No, sorry. I have no free time.

Zuckonit commented 11 years ago

Such two problems caught in my archlinux

  1. Missing dependencies for md
  2. 'ascii' codec can't decode byte 0xe6 in position 63: ordinal not in range(128)
russkel commented 11 years ago

729 is probably related.

justinmayer commented 10 years ago

This issue has been open for two years without significant activity, so I'm closing it. If anyone would like to actively work on it, pull requests are welcome. (^_^)

grtfou commented 9 years ago

Sorry for my English. I have one question. I know URL will convert to lowercase by slugify function. But how to keep original category string for display?

Category: [Happy Day]
<a href="http://myweb/category/happy-day.html">[happy day]</a>
Category: Happy Day
<a href="http://myweb/category/happy-day.html">Happy day</a>

How to show?
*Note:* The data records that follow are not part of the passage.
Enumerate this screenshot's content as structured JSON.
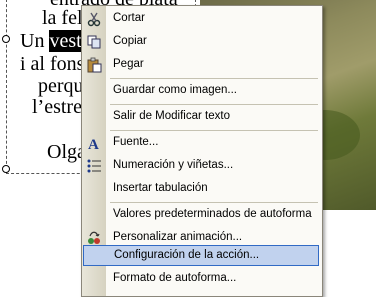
{
  "slide": {
    "lines": [
      "entrado de plata",
      "la feli",
      "Un",
      "vest",
      "i al fons",
      "perqu",
      "l’estre",
      "Olga"
    ]
  },
  "context_menu": {
    "items": [
      {
        "label": "Cortar",
        "icon": "scissors-icon"
      },
      {
        "label": "Copiar",
        "icon": "copy-icon"
      },
      {
        "label": "Pegar",
        "icon": "paste-icon"
      },
      {
        "label": "Guardar como imagen..."
      },
      {
        "label": "Salir de Modificar texto"
      },
      {
        "label": "Fuente...",
        "icon": "font-icon"
      },
      {
        "label": "Numeración y viñetas...",
        "icon": "bullets-icon"
      },
      {
        "label": "Insertar tabulación"
      },
      {
        "label": "Valores predeterminados de autoforma"
      },
      {
        "label": "Personalizar animación...",
        "icon": "animation-icon"
      },
      {
        "label": "Configuración de la acción..."
      },
      {
        "label": "Formato de autoforma..."
      }
    ],
    "selected_index": 10
  },
  "colors": {
    "highlight_fill": "#c1d2ee",
    "highlight_border": "#316ac5",
    "menu_background": "#fbfaf6"
  }
}
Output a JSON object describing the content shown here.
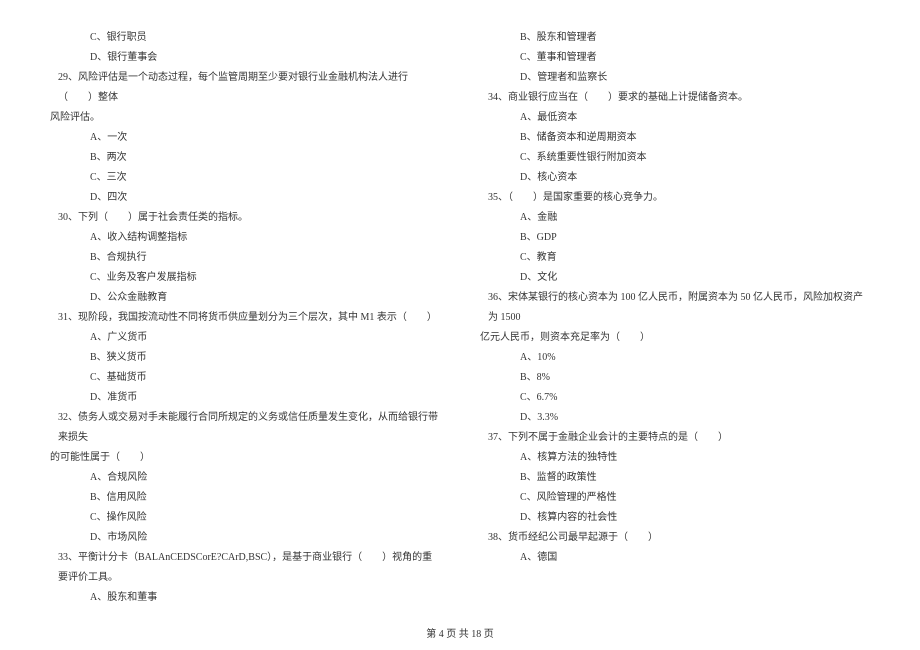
{
  "left_column": {
    "opt_28c": "C、银行职员",
    "opt_28d": "D、银行董事会",
    "q29": "29、风险评估是一个动态过程，每个监管周期至少要对银行业金融机构法人进行（　　）整体",
    "q29_cont": "风险评估。",
    "opt_29a": "A、一次",
    "opt_29b": "B、两次",
    "opt_29c": "C、三次",
    "opt_29d": "D、四次",
    "q30": "30、下列（　　）属于社会责任类的指标。",
    "opt_30a": "A、收入结构调整指标",
    "opt_30b": "B、合规执行",
    "opt_30c": "C、业务及客户发展指标",
    "opt_30d": "D、公众金融教育",
    "q31": "31、现阶段，我国按流动性不同将货币供应量划分为三个层次，其中 M1 表示（　　）",
    "opt_31a": "A、广义货币",
    "opt_31b": "B、狭义货币",
    "opt_31c": "C、基础货币",
    "opt_31d": "D、准货币",
    "q32": "32、债务人或交易对手未能履行合同所规定的义务或信任质量发生变化，从而给银行带来损失",
    "q32_cont": "的可能性属于（　　）",
    "opt_32a": "A、合规风险",
    "opt_32b": "B、信用风险",
    "opt_32c": "C、操作风险",
    "opt_32d": "D、市场风险",
    "q33": "33、平衡计分卡（BALAnCEDSCorE?CArD,BSC），是基于商业银行（　　）视角的重要评价工具。",
    "opt_33a": "A、股东和董事"
  },
  "right_column": {
    "opt_33b": "B、股东和管理者",
    "opt_33c": "C、董事和管理者",
    "opt_33d": "D、管理者和监察长",
    "q34": "34、商业银行应当在（　　）要求的基础上计提储备资本。",
    "opt_34a": "A、最低资本",
    "opt_34b": "B、储备资本和逆周期资本",
    "opt_34c": "C、系统重要性银行附加资本",
    "opt_34d": "D、核心资本",
    "q35": "35、（　　）是国家重要的核心竞争力。",
    "opt_35a": "A、金融",
    "opt_35b": "B、GDP",
    "opt_35c": "C、教育",
    "opt_35d": "D、文化",
    "q36": "36、宋体某银行的核心资本为 100 亿人民币，附属资本为 50 亿人民币，风险加权资产为 1500",
    "q36_cont": "亿元人民币，则资本充足率为（　　）",
    "opt_36a": "A、10%",
    "opt_36b": "B、8%",
    "opt_36c": "C、6.7%",
    "opt_36d": "D、3.3%",
    "q37": "37、下列不属于金融企业会计的主要特点的是（　　）",
    "opt_37a": "A、核算方法的独特性",
    "opt_37b": "B、监督的政策性",
    "opt_37c": "C、风险管理的严格性",
    "opt_37d": "D、核算内容的社会性",
    "q38": "38、货币经纪公司最早起源于（　　）",
    "opt_38a": "A、德国"
  },
  "footer": "第 4 页 共 18 页"
}
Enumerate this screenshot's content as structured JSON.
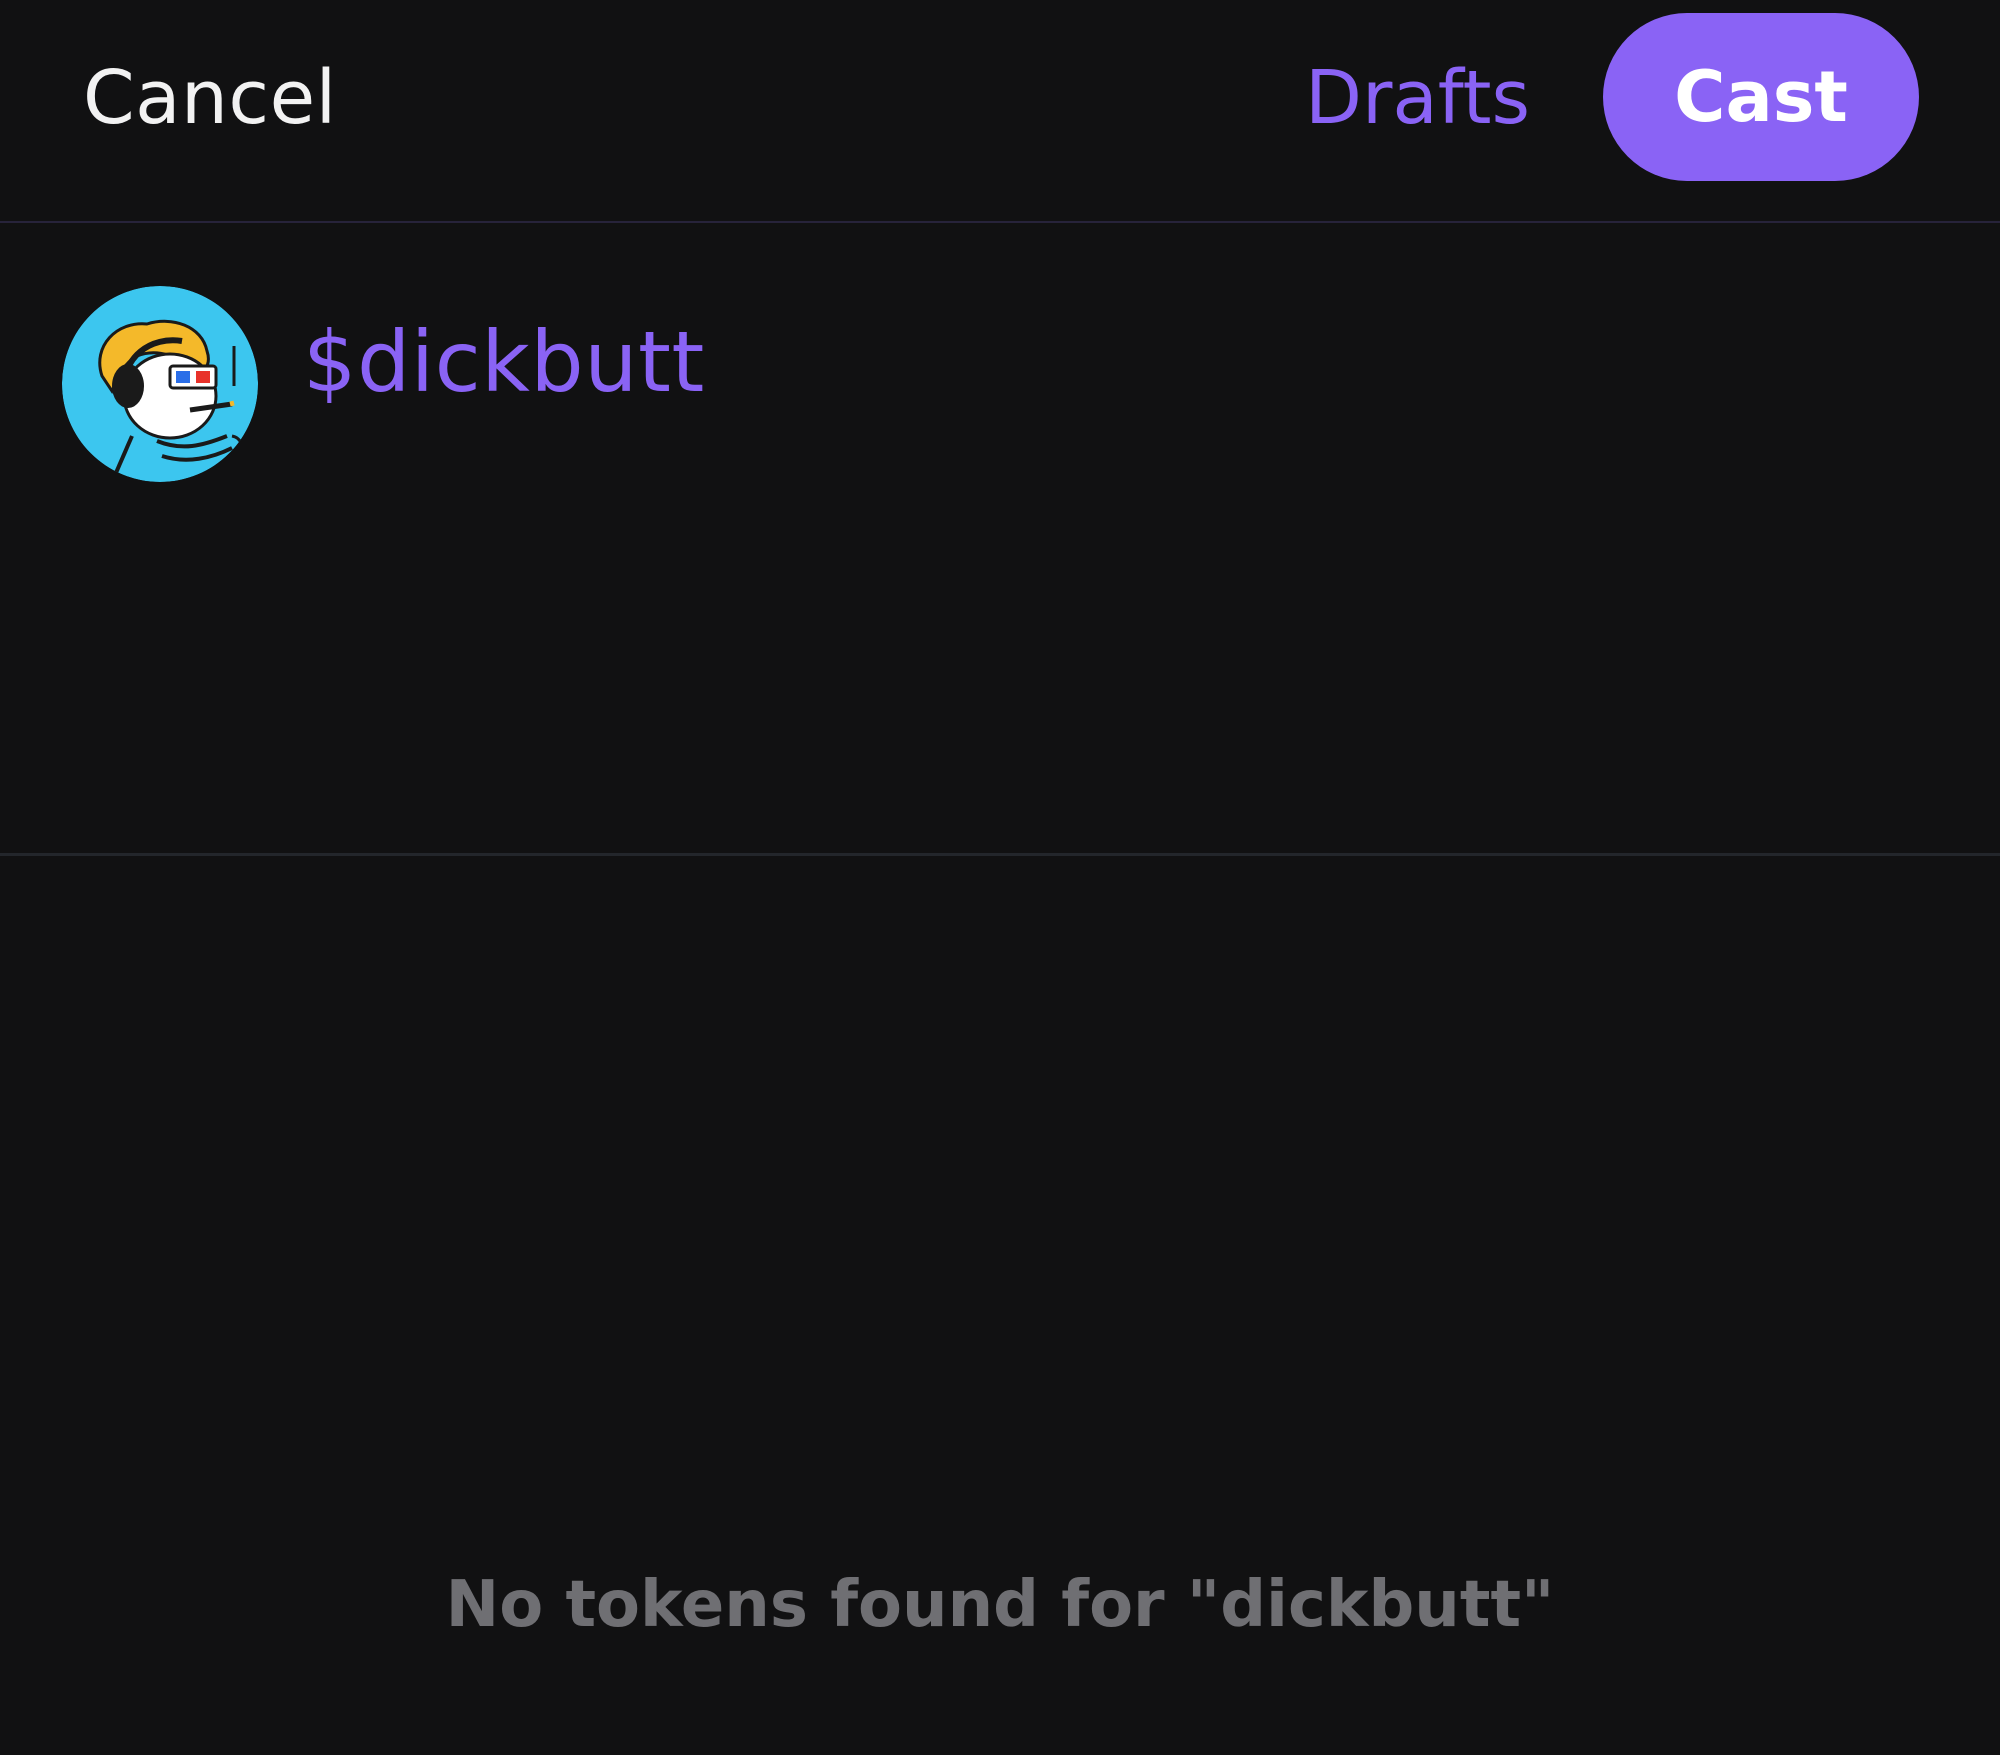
{
  "header": {
    "cancel_label": "Cancel",
    "drafts_label": "Drafts",
    "cast_label": "Cast"
  },
  "composer": {
    "avatar_icon": "cartoon-avatar-icon",
    "text": "$dickbutt"
  },
  "results": {
    "empty_message": "No tokens found for \"dickbutt\""
  },
  "colors": {
    "background": "#111112",
    "accent": "#8a63f5",
    "text_primary": "#f2f2f2",
    "text_muted": "#6f6f73",
    "avatar_bg": "#3cc6ef"
  }
}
Thank you.

<a href="http://myweb/category/happy-day.html">[Happy Day]</a>
smartass101 commented 9 years ago

The Category object has a name attribute, so you could use {{category.name}} in your templates. The default CATEGORY_URL uses the slug attribute, that's why it slugifies it.

Next time, please ask support questions on our IRC channel or open separate issues. Asking for unrelated support by commenting on old, closed and unrelated issues is really bad practice.